Unterliegen Erblasser und Erbe in Deutschland lediglich der beschränkten Steuerpflicht, wird auch der Erwerb einer in Deutschland belegenen Immobilie von der deutschen Erbschaftsteuer erfasst. Wird lediglich ein Vermächtnis an dieser Immobilie zugewandt und nicht das Grundstück selbst, unterliegt dieser Vorgang nicht der beschränkten Steuerpflicht in Deutschland. Dies entschied der BFH in seinem Urteil vom 23.11.2022, II R 37/19.

Hintergrund

Der beschränkten Steuerpflicht unterliegt ein Erwerb, wenn der Erblasser zur Zeit seines Todes oder der Erwerber zur Zeit der Entstehung der Steuer (gemäß § 9 ErbStG in der Regel der Todestag) keine Inländer sind.

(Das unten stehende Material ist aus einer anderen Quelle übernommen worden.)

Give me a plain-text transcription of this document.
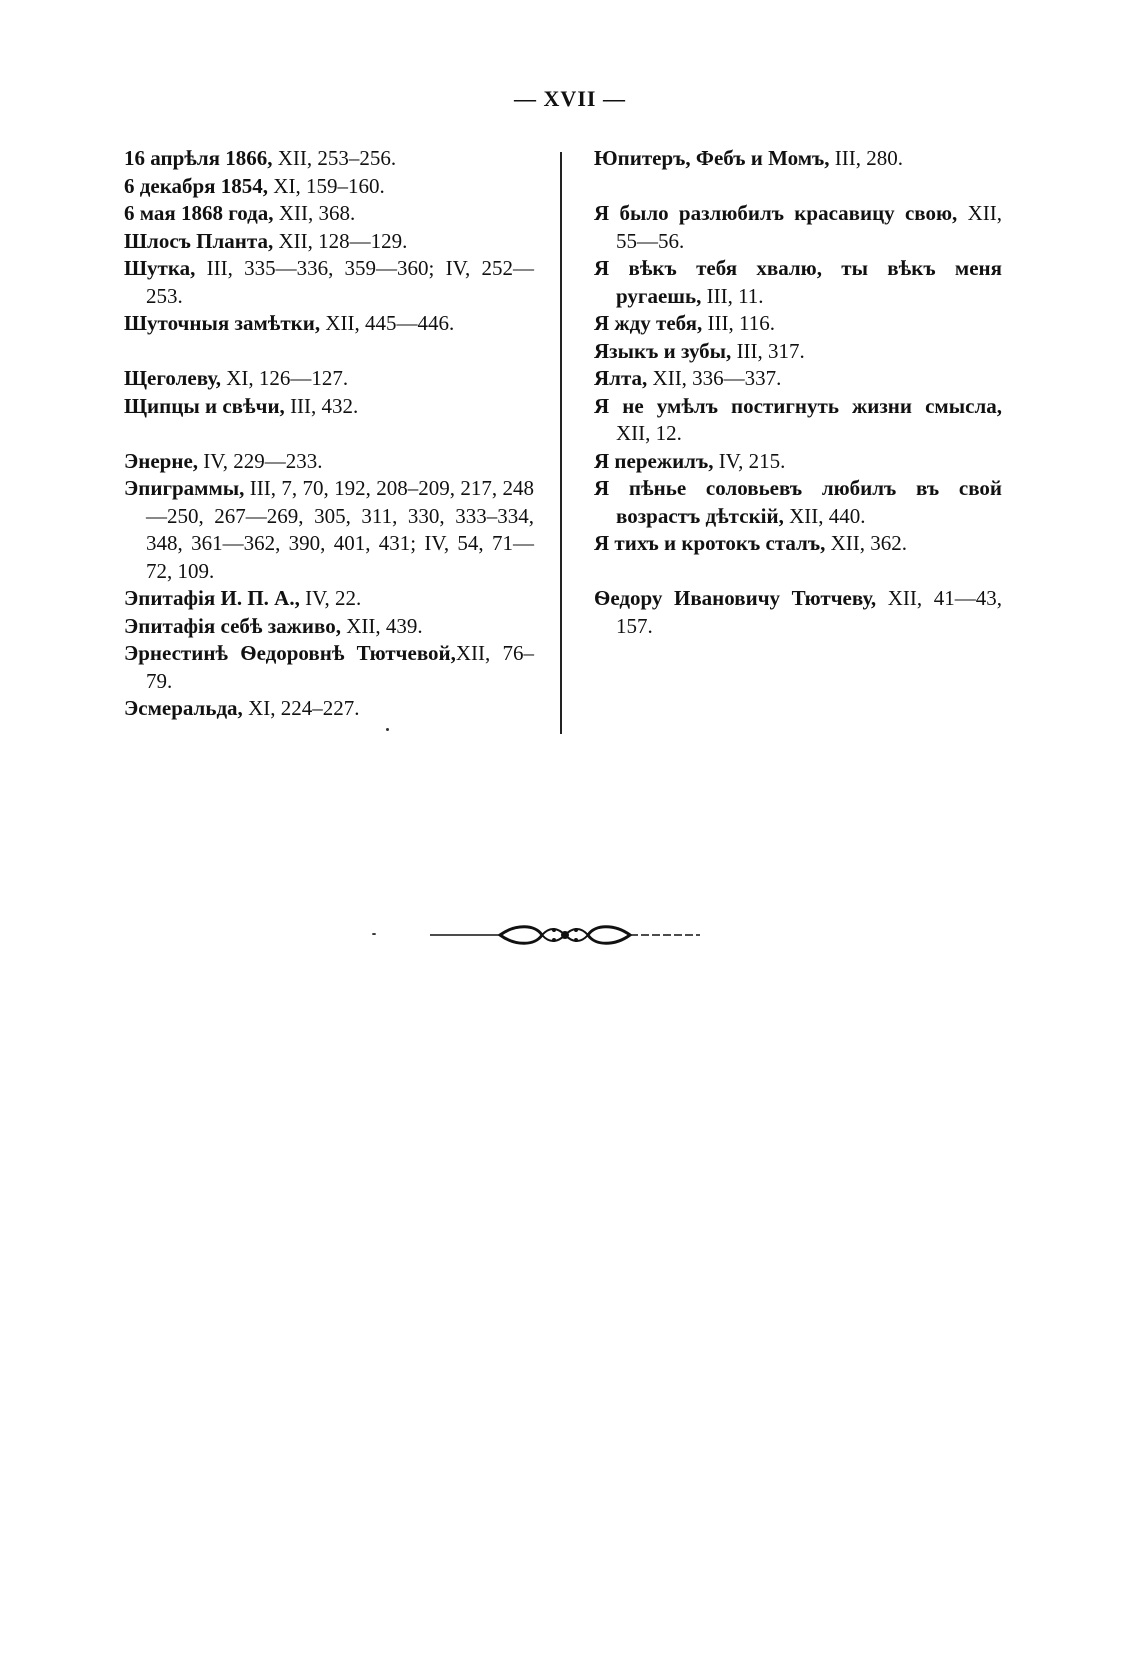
— XVII —
16 апрѣля 1866, XII, 253–256.
6 декабря 1854, XI, 159–160.
6 мая 1868 года, XII, 368.
Шлосъ Планта, XII, 128—129.
Шутка, III, 335—336, 359—360; IV, 252—253.
Шуточныя замѣтки, XII, 445—446.
Щеголеву, XI, 126—127.
Щипцы и свѣчи, III, 432.
Энерне, IV, 229—233.
Эпиграммы, III, 7, 70, 192, 208–209, 217, 248—250, 267—269, 305, 311, 330, 333–334, 348, 361—362, 390, 401, 431; IV, 54, 71—72, 109.
Эпитафія И. П. А., IV, 22.
Эпитафія себѣ заживо, XII, 439.
Эрнестинѣ Ѳедоровнѣ Тютчевой,XII, 76–79.
Эсмеральда, XI, 224–227.
Юпитеръ, Фебъ и Момъ, III, 280.
Я было разлюбилъ красавицу свою, XII, 55—56.
Я вѣкъ тебя хвалю, ты вѣкъ меня ругаешь, III, 11.
Я жду тебя, III, 116.
Языкъ и зубы, III, 317.
Ялта, XII, 336—337.
Я не умѣлъ постигнуть жизни смысла, XII, 12.
Я пережилъ, IV, 215.
Я пѣнье соловьевъ любилъ въ свой возрастъ дѣтскій, XII, 440.
Я тихъ и кротокъ сталъ, XII, 362.
Ѳедору Ивановичу Тютчеву, XII, 41—43, 157.
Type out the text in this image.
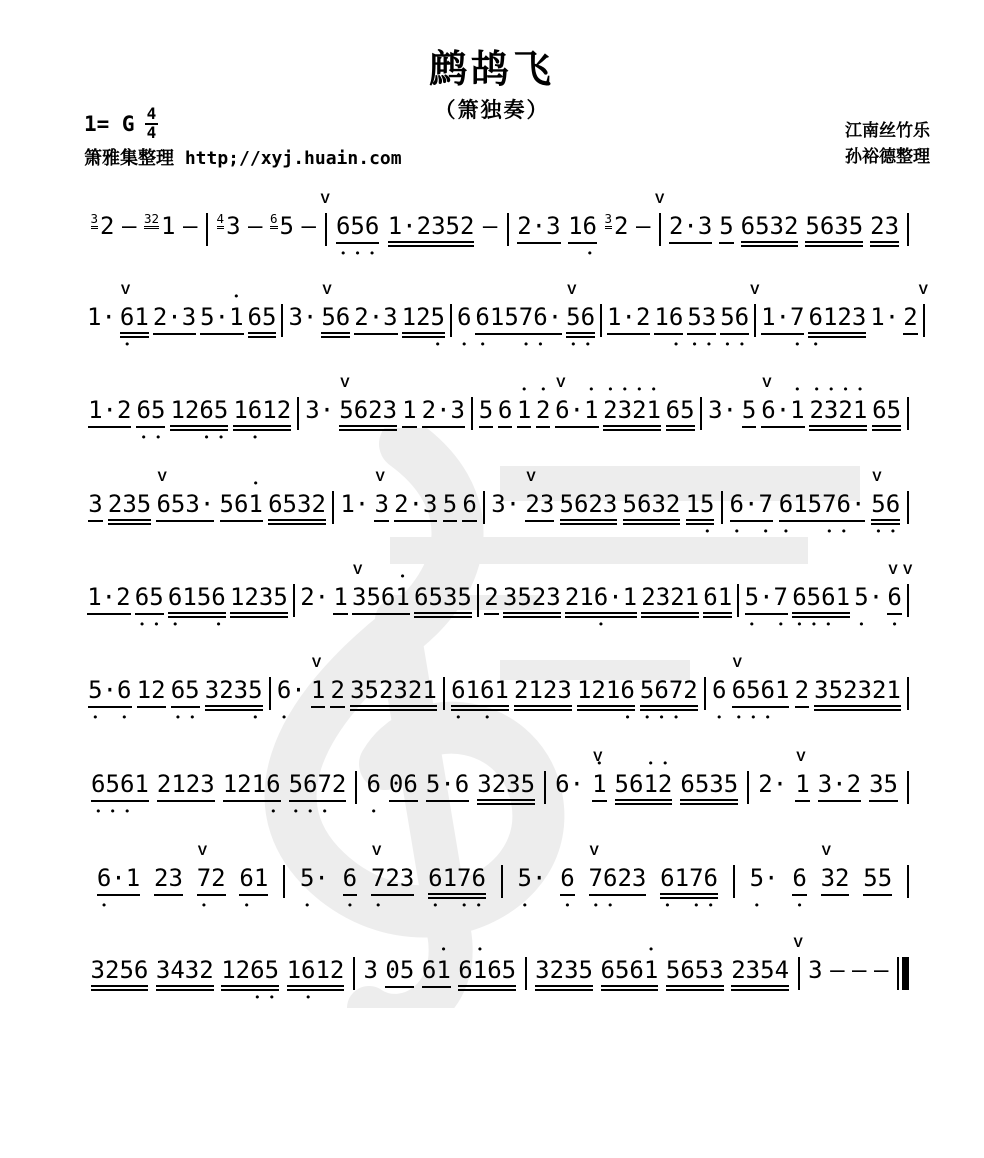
鹧鸪飞
（箫独奏）
1= G $\frac{4}{4}$
箫雅集整理 http;//xyj.huain.com
江南丝竹乐
孙裕德整理
32 — 321 — 43 — 65 —
V
6 •5 •6 • 1·2352 — 2·3 16 • 32 —
V
2·3 5 6532 5635 23
1·
V
6 •1 2·3 5·• 1 65 3·
V
56 2·3 125 • 6 • 6 •157 •6 •·
V
5 •6 • 1·2 16 • 5 •3 • 5 •6 •
V
1·7 • 6 •123 1· 2
V
1·2 6 •5 • 126 •5 • 16 •12 3·
V
5623 1 2·3 5 6 • 1 • 2
V
6·• 1 • 2• 3• 2• 1 65 3· 5
V
6·• 1 • 2• 3• 2• 1 65
3 235
V
653· 56• 1 6532 1·
V
3 2·3 5 6 3·
V
23 5623 5632 15 • 6 •·7 • 6 •157 •6 •·
V
5 •6 •
1·2 6 •5 • 6 •156 • 1235 2· 1
V
356• 1 6535 2 3523 216 •·1 2321 61 5 •·7 • 6 •5 •6 •1 5 •·
V
6 •
V
5 •·6 • 12 6 •5 • 3235 • 6 •·
V
1 2 352321 6 •16 •1 2123 1216 • 5 •6 •7 •2 6 •
V
6 •5 •6 •1 2 352321
6 •5 •6 •1 2123 1216 • 5 •6 •7 •2 6 • 06 5·6 3235 6·
V
• 1 56• 1• 2 6535 2·
V
1 3·2 35
6 •·1 23
V
7 •2 6 •1 5 •· 6 •
V
7 •23 6 •17 •6 • 5 •· 6 •
V
7 •6 •23 6 •17 •6 • 5 •· 6 •
V
32 55
3256 3432 126 •5 • 16 •12 3 05 6• 1 6• 165 3235 656• 1 5653 2354
V
3 — — —
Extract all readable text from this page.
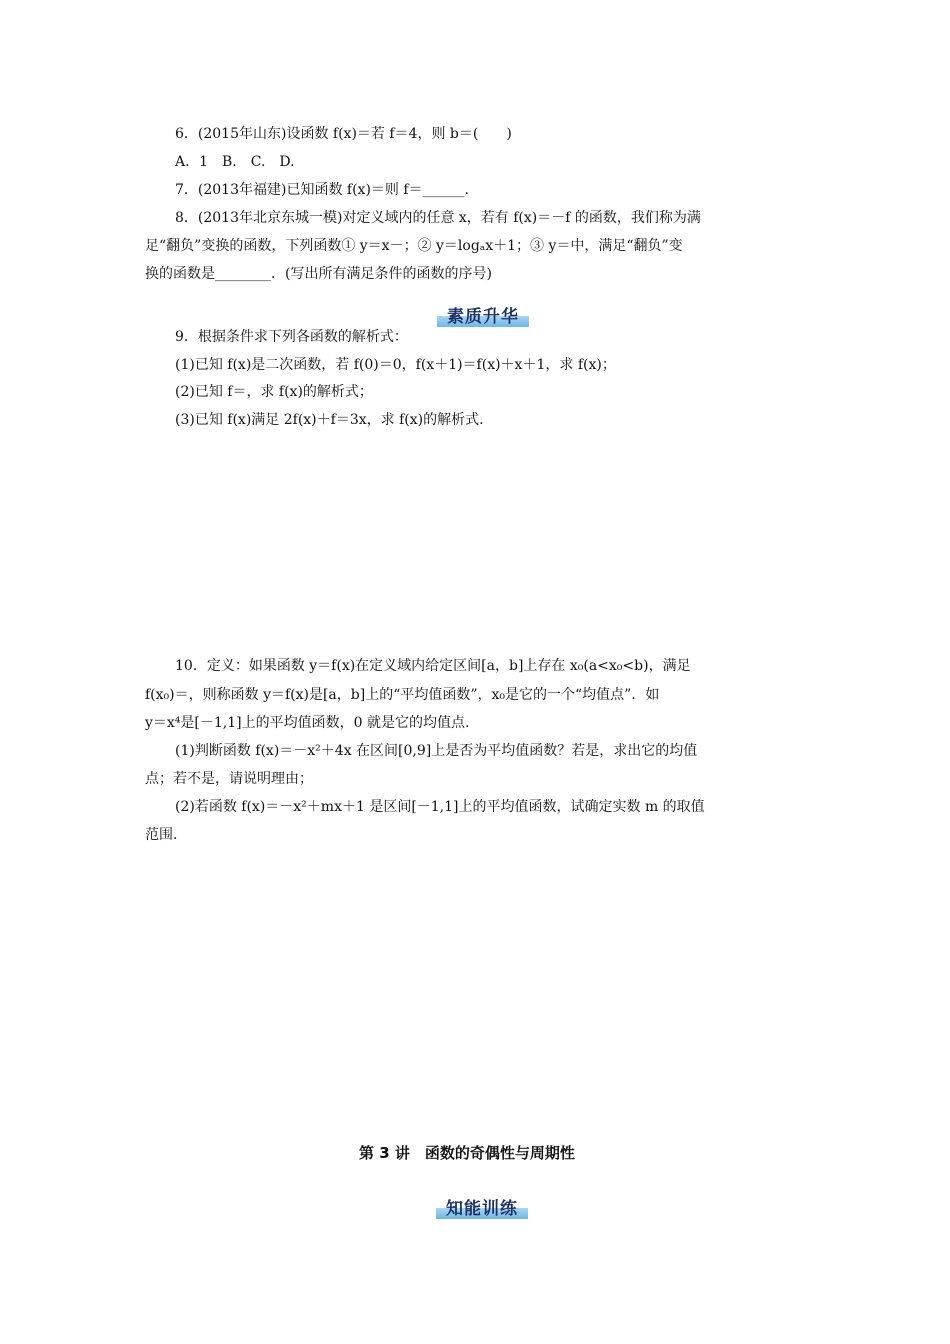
6．(2015年山东)设函数 f(x)＝若 f＝4，则 b＝(　　)
A．1　B.　C.　D.
7．(2013年福建)已知函数 f(x)＝则 f＝______.
8．(2013年北京东城一模)对定义域内的任意 x，若有 f(x)＝－f 的函数，我们称为满
足“翻负”变换的函数，下列函数① y＝x－；② y＝logₐx＋1；③ y＝中，满足“翻负”变
换的函数是________．(写出所有满足条件的函数的序号)
素质升华
9．根据条件求下列各函数的解析式：
(1)已知 f(x)是二次函数，若 f(0)＝0，f(x＋1)＝f(x)＋x＋1，求 f(x)；
(2)已知 f＝，求 f(x)的解析式；
(3)已知 f(x)满足 2f(x)＋f＝3x，求 f(x)的解析式.
10．定义：如果函数 y＝f(x)在定义域内给定区间[a，b]上存在 x₀(a<x₀<b)，满足
f(x₀)＝，则称函数 y＝f(x)是[a，b]上的“平均值函数”，x₀是它的一个“均值点”．如
y＝x⁴是[－1,1]上的平均值函数，0 就是它的均值点.
(1)判断函数 f(x)＝－x²＋4x 在区间[0,9]上是否为平均值函数？若是，求出它的均值
点；若不是，请说明理由；
(2)若函数 f(x)＝－x²＋mx＋1 是区间[－1,1]上的平均值函数，试确定实数 m 的取值
范围.
第 3 讲　函数的奇偶性与周期性
知能训练
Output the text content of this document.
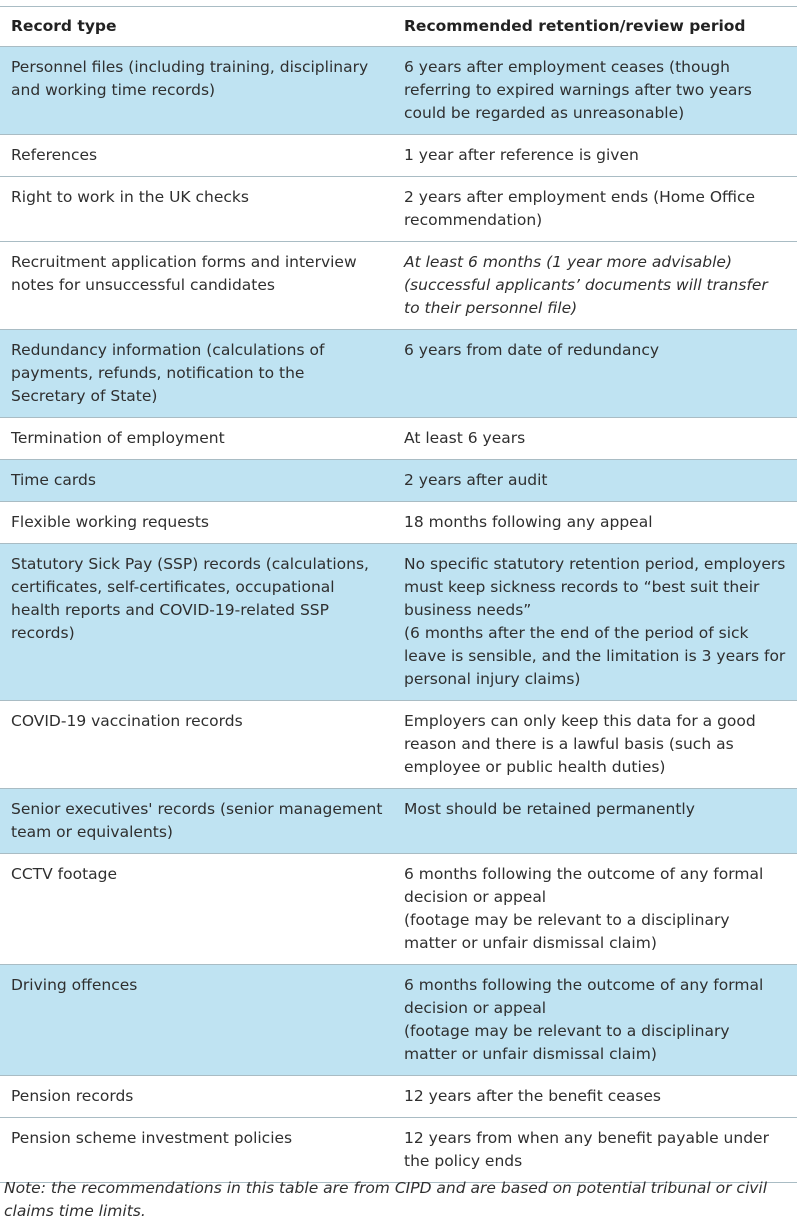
Record type	Recommended retention/review period
Personnel files (including training, disciplinary and working time records)	6 years after employment ceases (though referring to expired warnings after two years could be regarded as unreasonable)
References	1 year after reference is given
Right to work in the UK checks	2 years after employment ends (Home Office recommendation)
Recruitment application forms and interview notes for unsuccessful candidates	At least 6 months (1 year more advisable) (successful applicants’ documents will transfer to their personnel file)
Redundancy information (calculations of payments, refunds, notification to the Secretary of State)	6 years from date of redundancy
Termination of employment	At least 6 years
Time cards	2 years after audit
Flexible working requests	18 months following any appeal
Statutory Sick Pay (SSP) records (calculations, certificates, self-certificates, occupational health reports and COVID-19-related SSP records)	No specific statutory retention period, employers must keep sickness records to “best suit their business needs”
(6 months after the end of the period of sick leave is sensible, and the limitation is 3 years for personal injury claims)
COVID-19 vaccination records	Employers can only keep this data for a good reason and there is a lawful basis (such as employee or public health duties)
Senior executives' records (senior management team or equivalents)	Most should be retained permanently
CCTV footage	6 months following the outcome of any formal decision or appeal
(footage may be relevant to a disciplinary matter or unfair dismissal claim)
Driving offences	6 months following the outcome of any formal decision or appeal
(footage may be relevant to a disciplinary matter or unfair dismissal claim)
Pension records	12 years after the benefit ceases
Pension scheme investment policies	12 years from when any benefit payable under the policy ends
Note: the recommendations in this table are from CIPD and are based on potential tribunal or civil claims time limits.
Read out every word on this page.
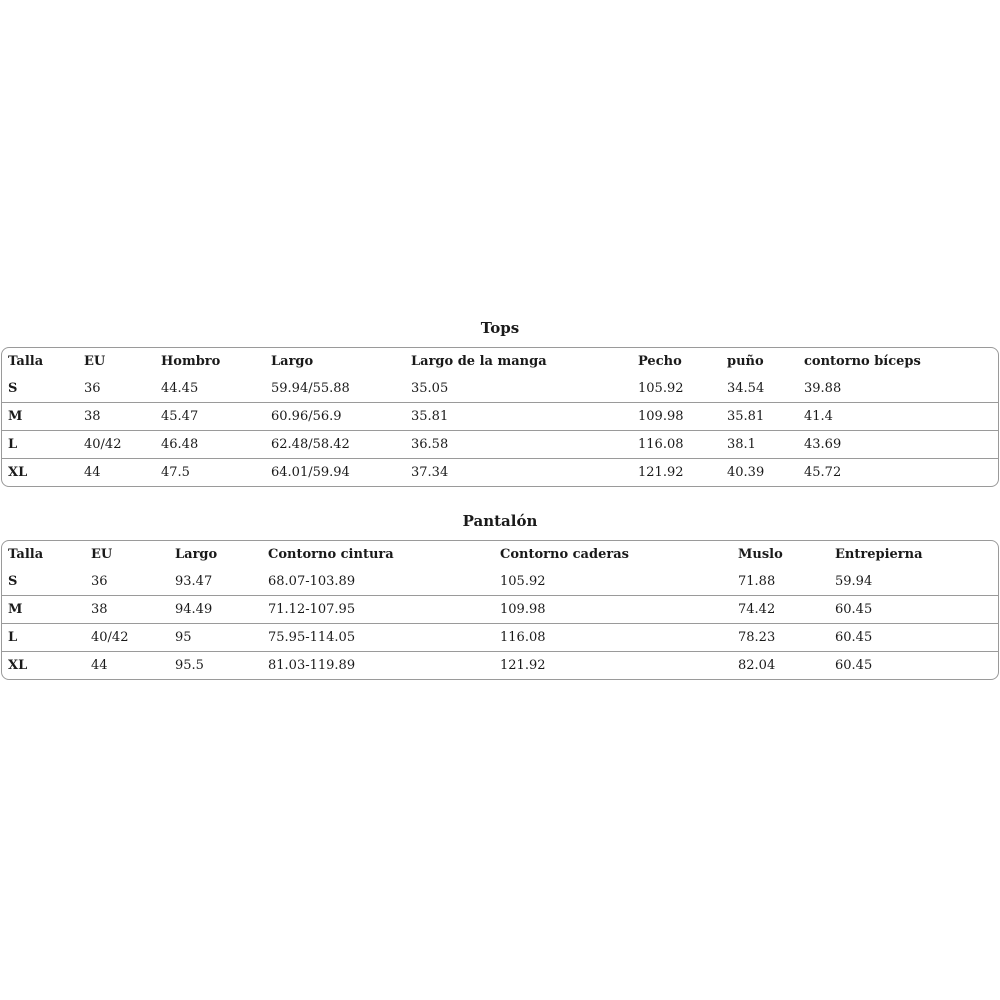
Tops
Talla	EU	Hombro	Largo	Largo de la manga	Pecho	puño	contorno bíceps
S	36	44.45	59.94/55.88	35.05	105.92	34.54	39.88
M	38	45.47	60.96/56.9	35.81	109.98	35.81	41.4
L	40/42	46.48	62.48/58.42	36.58	116.08	38.1	43.69
XL	44	47.5	64.01/59.94	37.34	121.92	40.39	45.72
Pantalón
Talla	EU	Largo	Contorno cintura	Contorno caderas	Muslo	Entrepierna
S	36	93.47	68.07-103.89	105.92	71.88	59.94
M	38	94.49	71.12-107.95	109.98	74.42	60.45
L	40/42	95	75.95-114.05	116.08	78.23	60.45
XL	44	95.5	81.03-119.89	121.92	82.04	60.45
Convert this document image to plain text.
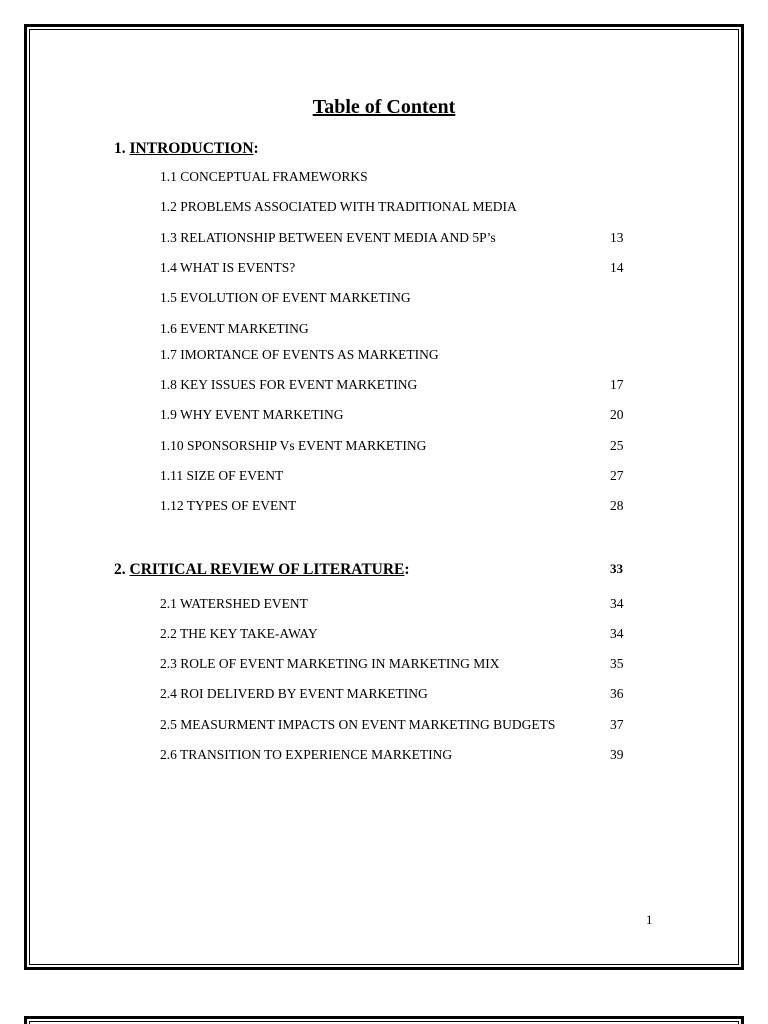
Table of Content
1. INTRODUCTION:
1.1 CONCEPTUAL FRAMEWORKS
1.2 PROBLEMS ASSOCIATED WITH TRADITIONAL MEDIA
1.3 RELATIONSHIP BETWEEN EVENT MEDIA AND 5P’s	13
1.4 WHAT IS EVENTS?	14
1.5 EVOLUTION OF EVENT MARKETING
1.6 EVENT MARKETING
1.7 IMORTANCE OF EVENTS AS MARKETING
1.8 KEY ISSUES FOR EVENT MARKETING	17
1.9 WHY EVENT MARKETING	20
1.10 SPONSORSHIP Vs EVENT MARKETING	25
1.11 SIZE OF EVENT	27
1.12 TYPES OF EVENT	28
2. CRITICAL REVIEW OF LITERATURE:	33
2.1 WATERSHED EVENT	34
2.2 THE KEY TAKE-AWAY	34
2.3 ROLE OF EVENT MARKETING IN MARKETING MIX	35
2.4 ROI DELIVERD BY EVENT MARKETING	36
2.5 MEASURMENT IMPACTS ON EVENT MARKETING BUDGETS	37
2.6 TRANSITION TO EXPERIENCE MARKETING	39
1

Wann die Inländereigenschaft bei einem Erwerb von Todes wegen vorliegt, ist in § 2 Nr. 1 S. 2 ErbStG abschließend geregelt (u. a. eine natürliche Person, die einen Wohnsitz oder ihren gewöhnlichen Aufenthalt im Inland hat oder deutsche Staatsangehörige, die sich nicht länger als fünf Jahre dauernd im Ausland aufgehalten haben, ohne im Inland einen Wohnsitz zu haben).

Gemäß § 2 Abs. 1 Nr. 3 ErbStG unterliegt der beschränkten Steuerpflicht der Vermögensanfall, der in Inlandsvermögen i. S. d. § 121 BewG besteht. § 121 BewG enthält einen abschließenden Katalog, der das Inlandsvermögen definiert.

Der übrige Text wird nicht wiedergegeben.